I’ve been serving as an election judge for more than sixteen years now and I have to admit I’m not looking forward to the election this time around. I originally began this gig to do my civic duty and to meet my neighbors and I still enjoy that part well enough. But my sense is that there are some pretty angry people out there and some of that anger is bound to be turned against me just because I’m there. The strategy of the news media these days in perseverating on allegations of people being disenfranchised and voting fraud seems to be to introduce a relationship of antagonism between voters and the election process.
I had just started this blog last spring and posted my reflections on the primaries in my posts It’s not a pretty story and Chicago Election Day Diary.
Tomorrow I’ll be working on the absentee voting at Glen Elston Nursing Home again. It’s only a half-day job so it’s nowhere near as exhausting as the election day activities. But it has its own distinct kind of distress.
First of all, it’s not a particularly happy or pleasant place. No one, residents or staff, are there because they want to be there. And quite a few of the residents are just barely there at all. Some have serious emotional or physical problems.
Our day has two parts. In the first part the ambulatory residents come to the area we’ve set up in a little meeting room and vote. Voting proceeds much as it does on election day. Each person comes up to the desk, we check their registration, issue them a ballot, ask if they want a demonstration, assist them to the private voting areas we’ve set up, and answer any questions. We aren’t allowed to do any politicking, give advice on who to vote for, or help with the actual voting.
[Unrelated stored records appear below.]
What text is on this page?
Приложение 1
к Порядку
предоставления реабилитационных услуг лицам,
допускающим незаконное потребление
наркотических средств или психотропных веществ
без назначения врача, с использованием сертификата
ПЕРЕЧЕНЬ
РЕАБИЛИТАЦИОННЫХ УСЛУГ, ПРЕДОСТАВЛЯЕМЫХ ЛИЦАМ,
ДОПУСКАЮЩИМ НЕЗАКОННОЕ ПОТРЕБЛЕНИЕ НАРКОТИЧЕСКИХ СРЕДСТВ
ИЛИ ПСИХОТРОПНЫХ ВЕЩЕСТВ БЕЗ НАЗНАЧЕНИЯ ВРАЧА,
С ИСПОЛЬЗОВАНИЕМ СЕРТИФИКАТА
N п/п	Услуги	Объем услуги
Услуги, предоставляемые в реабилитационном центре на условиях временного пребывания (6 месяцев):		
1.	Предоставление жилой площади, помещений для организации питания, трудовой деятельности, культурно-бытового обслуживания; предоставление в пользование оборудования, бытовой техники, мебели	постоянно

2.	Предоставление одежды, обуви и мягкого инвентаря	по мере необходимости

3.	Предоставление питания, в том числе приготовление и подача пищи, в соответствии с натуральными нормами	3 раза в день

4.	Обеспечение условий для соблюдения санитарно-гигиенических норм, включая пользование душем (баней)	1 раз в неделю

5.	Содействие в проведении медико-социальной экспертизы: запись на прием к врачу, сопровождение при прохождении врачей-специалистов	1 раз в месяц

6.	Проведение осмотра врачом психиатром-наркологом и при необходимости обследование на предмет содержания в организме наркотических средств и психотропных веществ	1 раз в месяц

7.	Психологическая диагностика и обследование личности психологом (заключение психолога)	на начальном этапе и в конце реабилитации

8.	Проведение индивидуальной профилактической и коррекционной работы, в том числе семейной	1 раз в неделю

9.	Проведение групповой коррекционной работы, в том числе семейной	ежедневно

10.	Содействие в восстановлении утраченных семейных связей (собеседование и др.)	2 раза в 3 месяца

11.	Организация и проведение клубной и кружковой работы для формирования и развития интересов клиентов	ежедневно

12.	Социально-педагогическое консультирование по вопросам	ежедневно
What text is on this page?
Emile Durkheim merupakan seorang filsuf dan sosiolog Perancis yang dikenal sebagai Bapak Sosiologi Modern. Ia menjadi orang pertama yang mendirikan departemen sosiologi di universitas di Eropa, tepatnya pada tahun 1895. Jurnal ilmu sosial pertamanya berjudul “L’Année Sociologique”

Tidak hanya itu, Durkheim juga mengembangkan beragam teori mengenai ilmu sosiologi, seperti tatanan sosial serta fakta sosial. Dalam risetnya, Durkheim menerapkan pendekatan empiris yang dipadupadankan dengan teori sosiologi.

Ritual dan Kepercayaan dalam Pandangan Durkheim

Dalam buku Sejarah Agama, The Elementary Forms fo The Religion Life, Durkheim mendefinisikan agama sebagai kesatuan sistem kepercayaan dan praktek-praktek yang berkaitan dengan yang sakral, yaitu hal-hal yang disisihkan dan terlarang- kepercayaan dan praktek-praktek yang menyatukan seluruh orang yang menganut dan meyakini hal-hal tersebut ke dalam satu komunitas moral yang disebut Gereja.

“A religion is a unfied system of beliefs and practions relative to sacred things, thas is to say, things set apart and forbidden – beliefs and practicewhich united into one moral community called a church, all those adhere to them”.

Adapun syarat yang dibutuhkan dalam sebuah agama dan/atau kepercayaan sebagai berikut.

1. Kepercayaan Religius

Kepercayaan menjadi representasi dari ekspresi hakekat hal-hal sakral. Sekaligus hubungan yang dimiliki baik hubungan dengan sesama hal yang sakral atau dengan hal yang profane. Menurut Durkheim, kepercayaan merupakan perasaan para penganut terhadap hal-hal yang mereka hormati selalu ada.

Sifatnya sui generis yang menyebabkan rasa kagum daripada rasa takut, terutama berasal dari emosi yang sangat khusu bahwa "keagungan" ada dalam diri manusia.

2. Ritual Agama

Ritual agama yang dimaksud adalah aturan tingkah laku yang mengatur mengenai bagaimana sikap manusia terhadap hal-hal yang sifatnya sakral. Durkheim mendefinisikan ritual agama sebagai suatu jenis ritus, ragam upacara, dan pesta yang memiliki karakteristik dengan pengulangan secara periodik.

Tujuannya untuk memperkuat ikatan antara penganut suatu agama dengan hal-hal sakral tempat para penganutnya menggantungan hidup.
The second part of our day is going to the rooms of the non-ambulatory residents. One election judge from each of the two major political parties goes to the room of each voter who’s not able to come down to the voting area. We give the voter his or her ballot, offer them a demonstration, allow them to vote as privately as possible under the circumstances, answer any questions, and take the ballots back down to the voting area we’ve set up downstairs. We do our utmost to balance the considerations of allowing the voter the greatest opportunity to vote and giving the voter privacy to cast his or her votes.
There’s no Internet access so I won’t be live-blogging. I may also swing by the polling place where I’ll be working on Tuesday and see if there’s any possibility of live-blogging from there.